Member of the Victorian Legislative Council for Northern Metropolitan Region
- Incumbent
- Assumed office 13 November 2024
- Preceded by: Samantha Ratnam

Personal details
- Born: 1981/1982 Samoa
- Party: Greens
- Children: 2
- Relatives: Tala Gray (brother)
- Alma mater: Deakin University
- Occupation: Social worker; Politician;

= Anasina Gray-Barberio =

Australian politician

Anasina Gray-Barberio (born 1981/1982) is a Samoan-Australian politician, non-profit executive and community worker. She is a member of the Victorian Legislative Council for the Northern Metropolitan Region. She has also worked in the community sector.

==Early life==
Gray-Barberio was born in Samoa, the second of six children to Samoan rugby union international Paul Gray and health teacher Taualogomai Gray. She attended Utuali’i Primary School and the Leulumoega-Fou College before moving to Melbourne at the age of 14, settling in the suburb of Broadmeadows. Gray-Barberio attended Deakin University from 2020 to 2024, graduating with a Bachelor of Social Work.

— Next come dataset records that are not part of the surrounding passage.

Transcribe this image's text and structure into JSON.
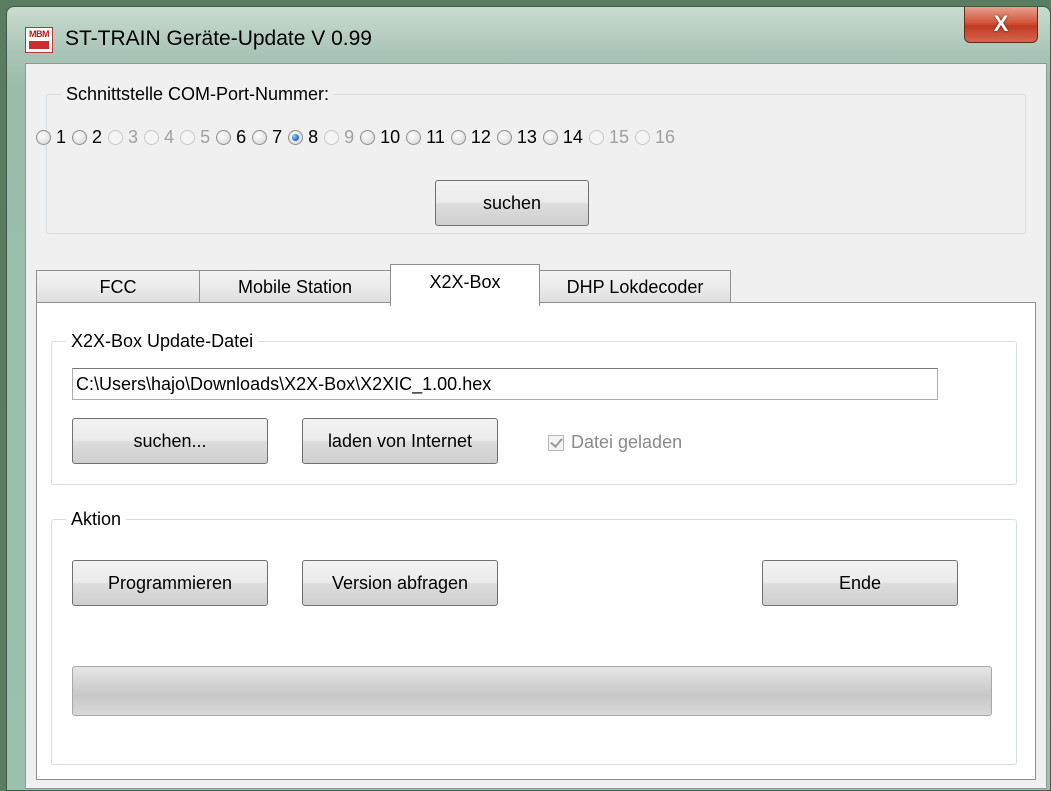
{
  "window": {
    "title": "ST-TRAIN Geräte-Update  V 0.99",
    "icon_text": "MBM",
    "close_label": "X"
  },
  "com_port": {
    "legend": "Schnittstelle COM-Port-Nummer:",
    "ports": [
      {
        "label": "1",
        "enabled": true,
        "selected": false
      },
      {
        "label": "2",
        "enabled": true,
        "selected": false
      },
      {
        "label": "3",
        "enabled": false,
        "selected": false
      },
      {
        "label": "4",
        "enabled": false,
        "selected": false
      },
      {
        "label": "5",
        "enabled": false,
        "selected": false
      },
      {
        "label": "6",
        "enabled": true,
        "selected": false
      },
      {
        "label": "7",
        "enabled": true,
        "selected": false
      },
      {
        "label": "8",
        "enabled": true,
        "selected": true
      },
      {
        "label": "9",
        "enabled": false,
        "selected": false
      },
      {
        "label": "10",
        "enabled": true,
        "selected": false
      },
      {
        "label": "11",
        "enabled": true,
        "selected": false
      },
      {
        "label": "12",
        "enabled": true,
        "selected": false
      },
      {
        "label": "13",
        "enabled": true,
        "selected": false
      },
      {
        "label": "14",
        "enabled": true,
        "selected": false
      },
      {
        "label": "15",
        "enabled": false,
        "selected": false
      },
      {
        "label": "16",
        "enabled": false,
        "selected": false
      }
    ],
    "search_button": "suchen"
  },
  "tabs": [
    {
      "label": "FCC",
      "active": false
    },
    {
      "label": "Mobile Station",
      "active": false
    },
    {
      "label": "X2X-Box",
      "active": true
    },
    {
      "label": "DHP Lokdecoder",
      "active": false
    }
  ],
  "update_file": {
    "legend": "X2X-Box Update-Datei",
    "path_value": "C:\\Users\\hajo\\Downloads\\X2X-Box\\X2XIC_1.00.hex",
    "browse_button": "suchen...",
    "download_button": "laden von Internet",
    "loaded_checkbox": "Datei geladen",
    "loaded_checked": true
  },
  "action": {
    "legend": "Aktion",
    "program_button": "Programmieren",
    "version_button": "Version abfragen",
    "exit_button": "Ende",
    "progress": 0
  }
}
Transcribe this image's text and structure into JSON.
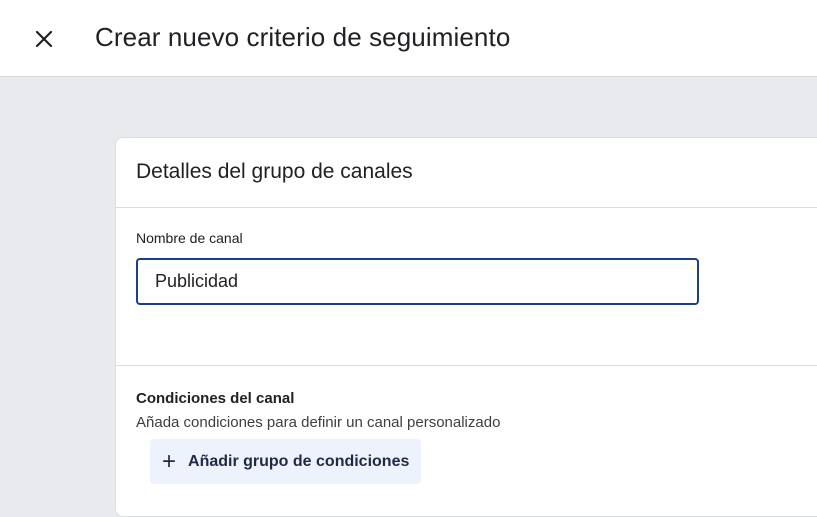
{
  "header": {
    "title": "Crear nuevo criterio de seguimiento",
    "close_icon": "close-icon"
  },
  "card": {
    "title": "Detalles del grupo de canales",
    "name_field": {
      "label": "Nombre de canal",
      "value": "Publicidad"
    },
    "conditions": {
      "title": "Condiciones del canal",
      "description": "Añada condiciones para definir un canal personalizado",
      "add_button_label": "Añadir grupo de condiciones",
      "add_button_icon": "plus-icon"
    }
  },
  "colors": {
    "background": "#e8eaed",
    "input_border": "#1a3f8b",
    "button_background": "#eef2fc"
  }
}
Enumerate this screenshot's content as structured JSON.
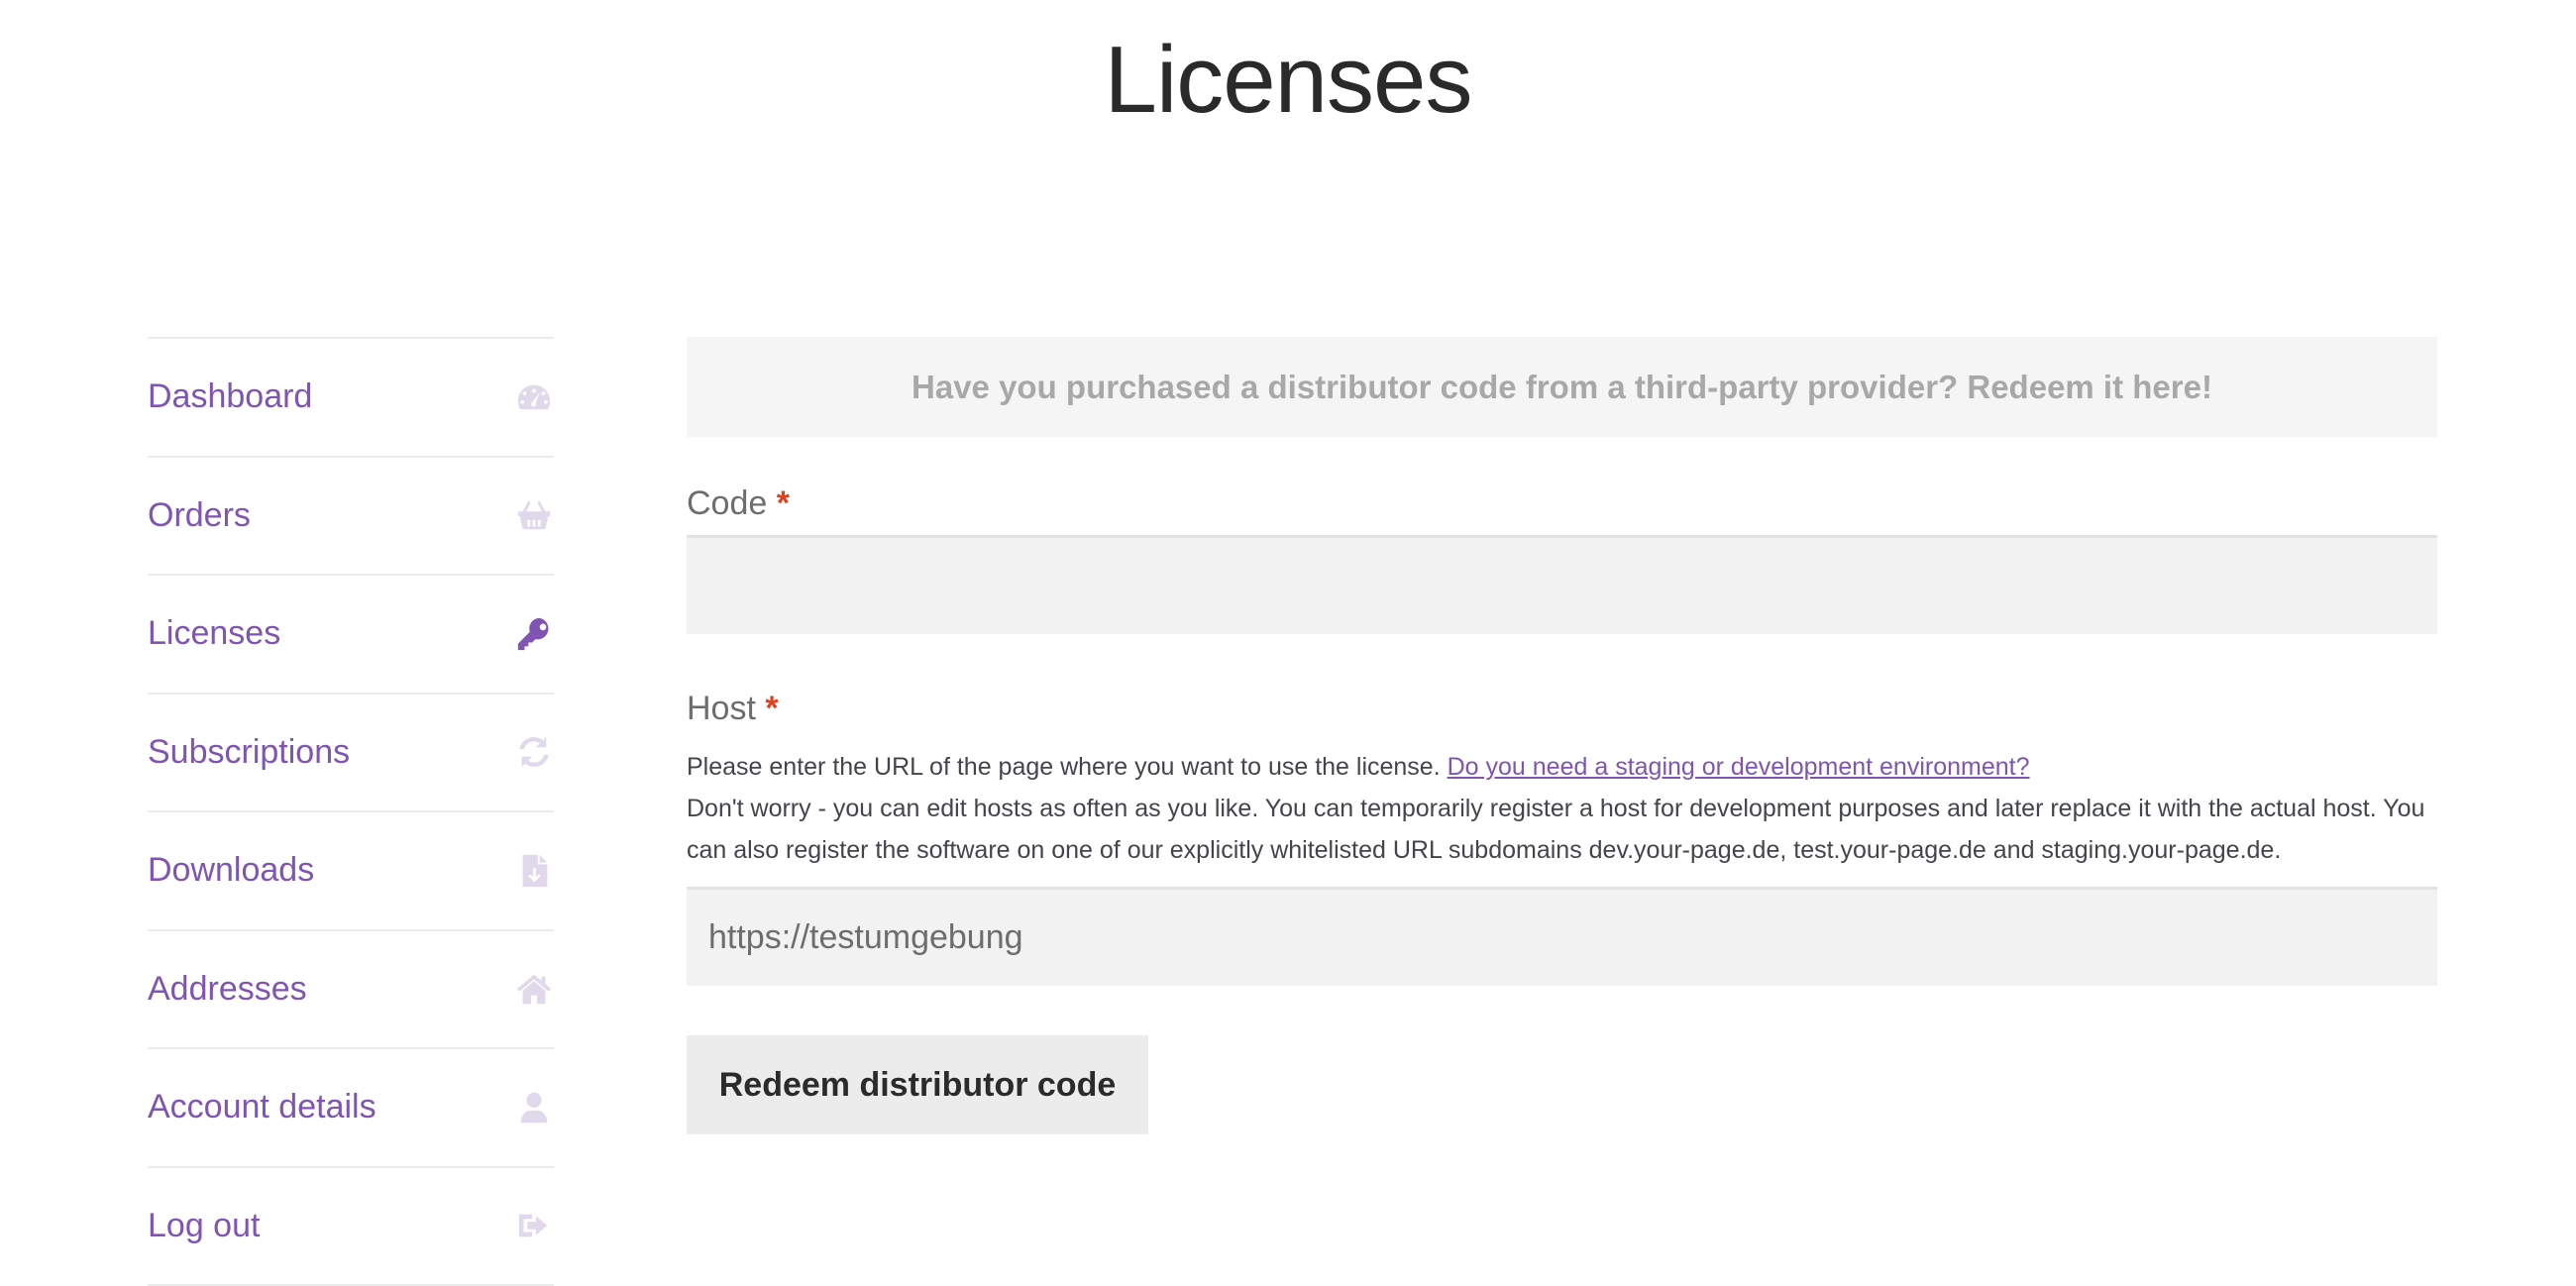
{
  "page": {
    "title": "Licenses"
  },
  "nav": {
    "items": [
      {
        "label": "Dashboard",
        "icon": "dashboard-icon"
      },
      {
        "label": "Orders",
        "icon": "basket-icon"
      },
      {
        "label": "Licenses",
        "icon": "key-icon",
        "active": true
      },
      {
        "label": "Subscriptions",
        "icon": "refresh-icon"
      },
      {
        "label": "Downloads",
        "icon": "file-icon"
      },
      {
        "label": "Addresses",
        "icon": "home-icon"
      },
      {
        "label": "Account details",
        "icon": "user-icon"
      },
      {
        "label": "Log out",
        "icon": "sign-out-icon"
      }
    ]
  },
  "form": {
    "notice": "Have you purchased a distributor code from a third-party provider? Redeem it here!",
    "code_label": "Code",
    "required_mark": "*",
    "code_value": "",
    "host_label": "Host",
    "host_help_text": "Please enter the URL of the page where you want to use the license.",
    "host_help_link": "Do you need a staging or development environment?",
    "host_help_note": "Don't worry - you can edit hosts as often as you like. You can temporarily register a host for development purposes and later replace it with the actual host. You can also register the software on one of our explicitly whitelisted URL subdomains dev.your-page.de, test.your-page.de and staging.your-page.de.",
    "host_placeholder": "https://testumgebung",
    "submit_label": "Redeem distributor code"
  },
  "colors": {
    "accent": "#7f54b3",
    "required": "#e2401c",
    "inactive_icon": "#e0d9ec"
  }
}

She has worked extensively within the community sector, focusing on community engagement, development and project management with diverse cultural groups. She is the founder of Engage Pasefika, a grassroots organisation dedicated to overcoming gaps in culturally responsive health services and advancing health equity for Pacific Island communities. She has also served as a Community Advisory Committee member for the Royal Melbourne Hospital.

==Political career==
Gray-Barberio filled the outgoing Legislative Council seat of former Victorian Greens leader Samantha Ratnam, who resigned to contest the Division of Wills at the 2025 federal election. Upon her appointment she became the first Samoan MP in the Victorian parliament. Gray-Barberio requested that she be sung into the parliament, a traditional Samoan custom, but her request to allow this by suspending standing orders was denied and the singing instead took place in the public corridors of Parliament House.

==Personal life==
Gray-Barberio's younger brother, Tala Gray, is a professional rugby union player who currently plays for CS Bourgoin-Jallieu. She has two sons.